Whoa, wait a minute.
Just about everyone else who is paying attention is lamenting how UNSUSTAINABLE our current system is, and how even the most optimistic projections conclude human society will have to live with more scarce resource. According to Global Footprint Network, we currently use the equivalent of 1.7 earths worth of resources. So where will this “graceful abundance” come from?
An engineer by training, Timothy says it will come from radically reapportioning and re-purposing what we use now, on the basis of a new (or maybe old) rule for humanity: The Golden Rule.

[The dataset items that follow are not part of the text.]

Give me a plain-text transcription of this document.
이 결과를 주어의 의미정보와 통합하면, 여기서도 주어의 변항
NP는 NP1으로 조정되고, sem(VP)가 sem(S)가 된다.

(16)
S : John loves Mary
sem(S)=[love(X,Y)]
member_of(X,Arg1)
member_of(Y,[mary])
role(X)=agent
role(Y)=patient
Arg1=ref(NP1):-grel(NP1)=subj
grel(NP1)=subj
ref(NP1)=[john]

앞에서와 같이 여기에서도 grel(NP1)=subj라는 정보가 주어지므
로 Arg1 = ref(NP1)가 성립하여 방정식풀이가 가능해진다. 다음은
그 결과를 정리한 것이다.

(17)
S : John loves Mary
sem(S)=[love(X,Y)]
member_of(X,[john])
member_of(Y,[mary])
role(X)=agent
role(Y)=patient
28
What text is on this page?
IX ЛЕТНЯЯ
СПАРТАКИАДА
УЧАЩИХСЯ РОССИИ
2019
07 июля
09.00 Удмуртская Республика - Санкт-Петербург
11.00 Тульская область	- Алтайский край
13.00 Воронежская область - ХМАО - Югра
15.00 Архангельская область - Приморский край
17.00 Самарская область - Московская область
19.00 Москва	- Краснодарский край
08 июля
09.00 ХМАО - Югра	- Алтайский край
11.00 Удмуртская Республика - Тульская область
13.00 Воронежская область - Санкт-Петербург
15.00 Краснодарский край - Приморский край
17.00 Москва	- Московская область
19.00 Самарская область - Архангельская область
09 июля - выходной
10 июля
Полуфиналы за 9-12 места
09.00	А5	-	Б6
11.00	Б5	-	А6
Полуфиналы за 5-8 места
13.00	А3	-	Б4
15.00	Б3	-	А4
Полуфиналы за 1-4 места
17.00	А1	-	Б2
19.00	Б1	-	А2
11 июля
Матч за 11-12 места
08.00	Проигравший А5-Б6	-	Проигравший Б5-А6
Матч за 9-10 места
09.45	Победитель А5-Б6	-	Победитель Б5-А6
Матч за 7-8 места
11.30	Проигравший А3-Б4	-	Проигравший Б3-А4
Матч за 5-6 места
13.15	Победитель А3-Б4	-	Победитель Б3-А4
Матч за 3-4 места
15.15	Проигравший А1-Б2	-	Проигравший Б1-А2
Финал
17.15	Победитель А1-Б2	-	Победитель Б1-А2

While that might sound idealistic, Timothy’s life experience is very much in the “real-dealistic” realm. He lived for ten years on The Farm, one of the largest and most effective experimental communities that emerged from the spiritual revolution of the 1960s. After leaving The Farm, he worked for many years in the R&D laboratories of the world’s largest technology companies, including IBM, Intel, and Texas Instruments. His web site is MoreThanEnoughNOW.org
In his playfully illustrated and well-reasoned soon-to-be-released book MORE THAN ENOUGH: How We Enroll Billions of People to Implement Global Prosperity and Restore the Earth, Timothy cheerfully and relentlessly offers plenty of evidence of our capabilities — not just as technologists, but as caring and compassionate humans. For the first time in recorded human history, he asserts, we have the means to self-organize in a “non-dominational” way … and to experience true equality and individual and societal fulfillment.
Is he a hopeless hopium addict or is he on to something?